Azira ne répondit pas. Elle savait qu’elle n’aurait pas dû tenter le diable mais elle avait tellement faim. Ses compagnes aussi, elle le savait. Les daimes attrapées plus tôt dans la journées ne suffisaient pas à fournir l’énergie nécessaire à un tel effort. Le silence s’installa à nouveau, et l’obscurité également. Les dragonnes purent enfin estimer depuis combien de temps elles volaient. La nuit s’installant, elles durent se concentrer davantage et se fier uniquement leur sens de l’orientation pour être sûres de ne pas dévier de leur trajectoire. Elles craignaient davantage de perdre de l’altitude que de virer vers le nord ou le sud. Les flots de pleine mer ne leur inspiraient pas confiance et elles commencèrent à espérer avec force que les nuages s’estompent et laissent les lunes les éclairer. Trop peu familières au climat marin, elles ne se rendirent pas compte qu’une tempête se levait jusqu’à ce que les signes deviennent évident. Azira, en tête, réalisa que les bourrasques étaient de plus en plus violentes. En se concentrant elle devina également que les vagues étaient plus fortes et jaillissaient plus haut. Elle frissonna.

« Les filles, vous sentez ? »

Les deux autres, maintenant informées, remarquèrent alors les perturbations qui se formaient autour d’elles.

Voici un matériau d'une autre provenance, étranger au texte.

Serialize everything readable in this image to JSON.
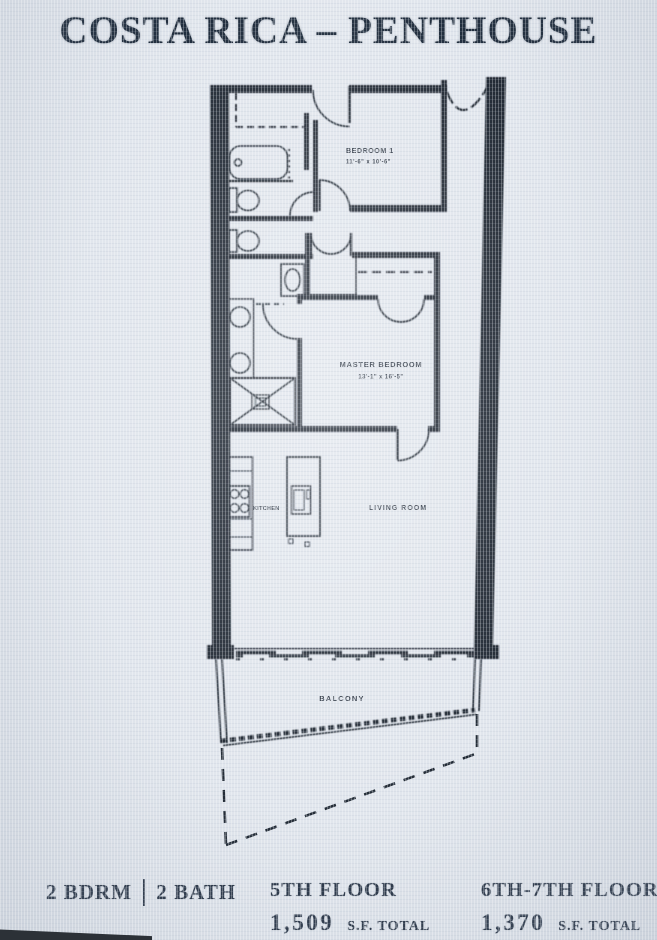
{
  "title": "COSTA RICA – PENTHOUSE",
  "plan": {
    "rooms": {
      "bedroom1": {
        "name": "BEDROOM 1",
        "dims": "11'-6\" x 10'-6\""
      },
      "master": {
        "name": "MASTER BEDROOM",
        "dims": "13'-1\" x 16'-5\""
      },
      "kitchen": {
        "name": "KITCHEN"
      },
      "living": {
        "name": "LIVING ROOM"
      },
      "balcony": {
        "name": "BALCONY"
      }
    }
  },
  "footer": {
    "bedrooms": "2 BDRM",
    "baths": "2 BATH",
    "floors": [
      {
        "label": "5TH FLOOR",
        "area": "1,509",
        "unit": "S.F. TOTAL"
      },
      {
        "label": "6TH-7TH FLOORS",
        "area": "1,370",
        "unit": "S.F. TOTAL"
      }
    ]
  },
  "colors": {
    "background": "#e1e6ed",
    "ink": "#222b36",
    "title_ink": "#202d3d"
  }
}
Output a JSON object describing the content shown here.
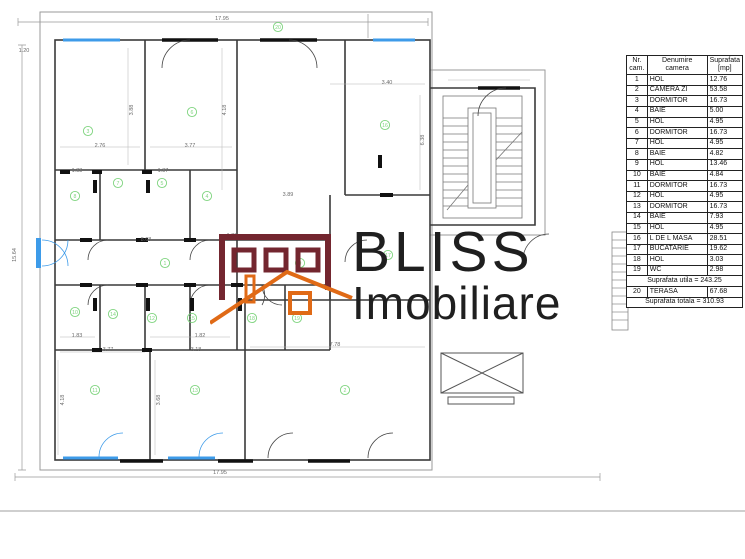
{
  "logo": {
    "line1": "BLISS",
    "line2": "Imobiliare",
    "brand_maroon": "#73262f",
    "brand_orange": "#e06a16",
    "text_color": "#1f1f1f"
  },
  "table": {
    "col_headers": [
      "Nr. cam.",
      "Denumire camera",
      "Suprafata [mp]"
    ],
    "rows": [
      [
        "1",
        "HOL",
        "12.76"
      ],
      [
        "2",
        "CAMERA ZI",
        "53.58"
      ],
      [
        "3",
        "DORMITOR",
        "16.73"
      ],
      [
        "4",
        "BAIE",
        "5.00"
      ],
      [
        "5",
        "HOL",
        "4.95"
      ],
      [
        "6",
        "DORMITOR",
        "16.73"
      ],
      [
        "7",
        "HOL",
        "4.95"
      ],
      [
        "8",
        "BAIE",
        "4.82"
      ],
      [
        "9",
        "HOL",
        "13.46"
      ],
      [
        "10",
        "BAIE",
        "4.84"
      ],
      [
        "11",
        "DORMITOR",
        "16.73"
      ],
      [
        "12",
        "HOL",
        "4.95"
      ],
      [
        "13",
        "DORMITOR",
        "16.73"
      ],
      [
        "14",
        "BAIE",
        "7.93"
      ],
      [
        "15",
        "HOL",
        "4.95"
      ],
      [
        "16",
        "L DE L MASA",
        "28.51"
      ],
      [
        "17",
        "BUCATARIE",
        "19.62"
      ],
      [
        "18",
        "HOL",
        "3.03"
      ],
      [
        "19",
        "WC",
        "2.98"
      ]
    ],
    "subtotal_label": "Suprafata utila = 243.25",
    "terasa_row": [
      "20",
      "TERASA",
      "67.68"
    ],
    "total_label": "Suprafata totala = 310.93"
  },
  "plan": {
    "colors": {
      "wall": "#3a3a3a",
      "light": "#9a9a9a",
      "window_blue": "#3d9be9",
      "marker_green": "#7fd47f",
      "dim_text": "#6a6a6a"
    },
    "room_markers": [
      {
        "n": "20",
        "x": 278,
        "y": 27
      },
      {
        "n": "3",
        "x": 88,
        "y": 131
      },
      {
        "n": "6",
        "x": 192,
        "y": 112
      },
      {
        "n": "16",
        "x": 385,
        "y": 125
      },
      {
        "n": "8",
        "x": 75,
        "y": 196
      },
      {
        "n": "7",
        "x": 118,
        "y": 183
      },
      {
        "n": "5",
        "x": 162,
        "y": 183
      },
      {
        "n": "4",
        "x": 207,
        "y": 196
      },
      {
        "n": "1",
        "x": 165,
        "y": 263
      },
      {
        "n": "9",
        "x": 300,
        "y": 263
      },
      {
        "n": "10",
        "x": 75,
        "y": 312
      },
      {
        "n": "14",
        "x": 113,
        "y": 314
      },
      {
        "n": "12",
        "x": 152,
        "y": 318
      },
      {
        "n": "15",
        "x": 192,
        "y": 318
      },
      {
        "n": "18",
        "x": 252,
        "y": 318
      },
      {
        "n": "19",
        "x": 297,
        "y": 318
      },
      {
        "n": "17",
        "x": 388,
        "y": 255
      },
      {
        "n": "11",
        "x": 95,
        "y": 390
      },
      {
        "n": "13",
        "x": 195,
        "y": 390
      },
      {
        "n": "2",
        "x": 345,
        "y": 390
      }
    ],
    "dim_labels": [
      {
        "t": "17.95",
        "x": 222,
        "y": 20
      },
      {
        "t": "1.20",
        "x": 24,
        "y": 52
      },
      {
        "t": "15.64",
        "x": 16,
        "y": 255,
        "r": -90
      },
      {
        "t": "17.95",
        "x": 220,
        "y": 474
      },
      {
        "t": "2.76",
        "x": 100,
        "y": 147
      },
      {
        "t": "3.77",
        "x": 190,
        "y": 147
      },
      {
        "t": "3.88",
        "x": 133,
        "y": 110,
        "r": -90
      },
      {
        "t": "4.18",
        "x": 226,
        "y": 110,
        "r": -90
      },
      {
        "t": "3.40",
        "x": 387,
        "y": 84
      },
      {
        "t": "6.38",
        "x": 424,
        "y": 140,
        "r": -90
      },
      {
        "t": "1.83",
        "x": 77,
        "y": 172
      },
      {
        "t": "1.87",
        "x": 163,
        "y": 172
      },
      {
        "t": "8.68",
        "x": 146,
        "y": 241
      },
      {
        "t": "1.80",
        "x": 232,
        "y": 237
      },
      {
        "t": "1.83",
        "x": 77,
        "y": 337
      },
      {
        "t": "1.82",
        "x": 200,
        "y": 337
      },
      {
        "t": "3.77",
        "x": 108,
        "y": 351
      },
      {
        "t": "3.18",
        "x": 196,
        "y": 351
      },
      {
        "t": "4.18",
        "x": 64,
        "y": 400,
        "r": -90
      },
      {
        "t": "3.68",
        "x": 160,
        "y": 400,
        "r": -90
      },
      {
        "t": "7.78",
        "x": 335,
        "y": 346
      },
      {
        "t": "3.89",
        "x": 288,
        "y": 196
      }
    ]
  }
}
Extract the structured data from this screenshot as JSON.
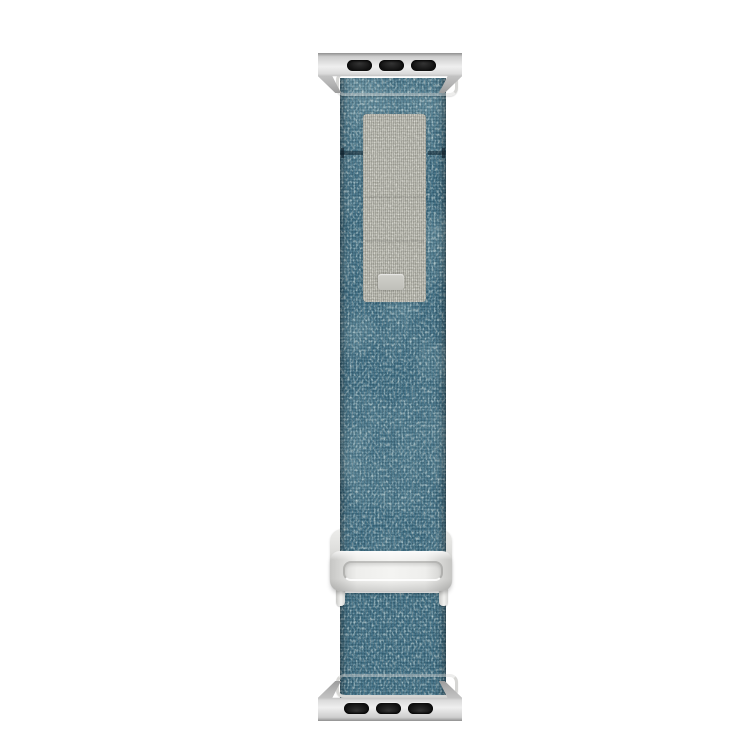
{
  "meta": {
    "type": "product-photo",
    "subject": "Blue heathered fabric smartwatch band with silver hardware",
    "background_color": "#ffffff"
  },
  "colors": {
    "fabric_base": "#3a6a80",
    "fabric_light_fleck": "#bcd2d0",
    "fabric_dark_fleck": "#1d3c4e",
    "loop_panel": "#b3b3a9",
    "loop_panel_light": "#d8d8cf",
    "loop_tab": "#c8c8c2",
    "metal_light": "#f1f1ef",
    "metal_mid": "#d6d6d4",
    "metal_dark": "#9a9a9a",
    "slot": "#141414"
  },
  "parts": {
    "photo": "Fabric watch band product photo",
    "top_lug": "Top metal lug adapter with three slots",
    "top_clamp": "Top metal strap clamp",
    "upper_strap": "Upper blue woven fabric strap",
    "loop_panel": "Gray hook-and-loop fastening panel",
    "loop_tab": "Embossed tab on loop panel",
    "stitch_seam": "Horizontal stitch seam",
    "buckle": "Silver slide buckle (G-hook)",
    "buckle_slot": "Buckle strap slot",
    "post_left": "Left buckle post",
    "post_right": "Right buckle post",
    "lower_strap": "Lower blue woven fabric strap",
    "bottom_clamp": "Bottom metal strap clamp",
    "bottom_lug": "Bottom metal lug adapter with three slots"
  }
}
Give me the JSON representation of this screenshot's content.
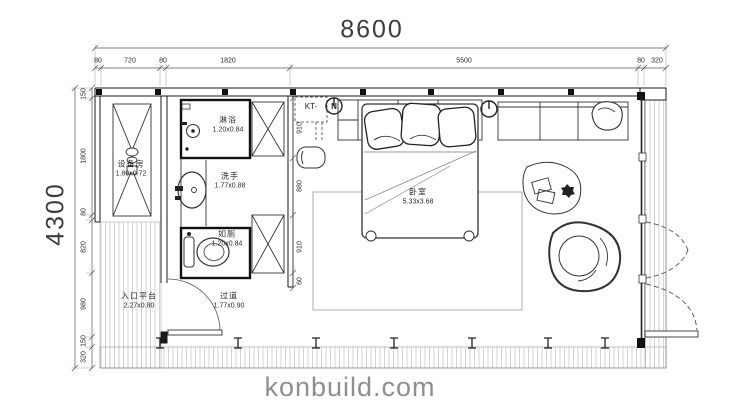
{
  "dims": {
    "width_total": "8600",
    "height_total": "4300",
    "top_chain": [
      "80",
      "720",
      "80",
      "1820",
      "5500",
      "80",
      "320"
    ],
    "left_chain": [
      "150",
      "1800",
      "80",
      "820",
      "980",
      "150",
      "320"
    ],
    "inner_chain": [
      "910",
      "880",
      "910",
      "60"
    ]
  },
  "rooms": {
    "equipment": {
      "name": "设备房",
      "size": "1.80x0.72"
    },
    "shower": {
      "name": "淋浴",
      "size": "1.20x0.84"
    },
    "wash": {
      "name": "洗手",
      "size": "1.77x0.88"
    },
    "toilet": {
      "name": "如厕",
      "size": "1.20x0.84"
    },
    "corridor": {
      "name": "过道",
      "size": "1.77x0.90"
    },
    "entry": {
      "name": "入口平台",
      "size": "2.27x0.80"
    },
    "bedroom": {
      "name": "卧室",
      "size": "5.33x3.68"
    }
  },
  "annotations": {
    "kt": "KT-",
    "kt_symbol": "N"
  },
  "watermark": "konbuild.com",
  "colors": {
    "line": "#333333",
    "wall": "#1a1a1a",
    "hatch": "#c9c9c9",
    "watermark": "#8f8f8f"
  }
}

« J’ai l’impression que ça augmente de plus en plus en puissance » souffla Tascah.

Ses amies ne répondirent pas, préoccupées. Il était maintenant impossible de ne pas entendre le vent mugissant et les vagues s’écraser les unes contre les autres. Les dragonnes luttaient autant que possible pour maintenir le cap vers l’ouest, mais Azira fatiguait et elles craignaient trop de rompre leur formation. Alors elle tint, Misava et Tascah l’encourageant et lui indiquant la bonne direction quand elle déviait sans s’en rendre compte. Elles avaient ralenti leur vitesse de vol, d’une part pour se préserver et de l’autre pour ne pas se fatiguer de trop en luttant contre le vent. Les dragonnes avaient pour la seconde fois perdu la notion du temps. Tout ce qu’elles espéraient était d’atteindre la côte mais elles n’étaient même pas sûres de s’en rendre compte lorsque cela arriverait –si cela arrivait. Elles étaient de plus en plus ballotées par les vents et parfois ceux-ci les envoyaient frôler la mer avant de les faire remonter en flèche. Elles n’avaient pas d’autres choix que de les laisser les malmener en essayant de conserver la bonne direction. Il n’était plus question d’échapper aux guerriers-ombres, mais d’échapper à la mer. Voilà qu’après avoir ressenti les effets de la traque les dragonnes expérimentaient l’impuissance face à une force supérieure à elles. Azira laissa échapper un cri quand elle sentit une vague lui passer au travers. Elle ne s’était pas rendu compte qu’elle s’était rapprochée autant de l’eau, et Misava derrière elle non plus. Les dragonnes éprouvaient des difficultés à faire attention à la fois à elles-mêmes et à leurs amies.

« Vous entendez ? demanda soudain Misava, sa voix se distinguant au milieu des sifflements du vent.

— Quoi ? répondit Tascah.

— Rien ! Je n’entends plus l’eau ! Juste le vent ! »

Les dragonnes n’eurent pas besoin de plus d’explications pour deviner que si elles n’entendaient plus l’eau, c’était qu’elles l’avaient dépassée. Azira descendit en flèche, les deux autres la suivant en la surveillant de peur qu’elle ne s’écrase au sol de fatigue dans sa précipitation. Mais elle parvint à freiner, devinant quelques secondes avant qu’elle ne l’atteigne la terre nue mêlée au sable.

Epuisée, elle se roula en boule et s’endormit sur le champ malgré le vent qui continuait de faire rage autour d’elle. Misava et Tascah se pelotonnèrent à ses côtés et s’endormirent aussi, trop fatiguées pour seulement penser à installer un tour de garde ou pour chercher un endroit plus confortable où dormir. De toute façon, elles n’y voyaient rien devant elles même si le vent s’était un peu calmé. Elles savaient seulement qu’elles n’avaient pas dépassé de très loin la mer puisque du sable se trouvait encore sous leurs pattes.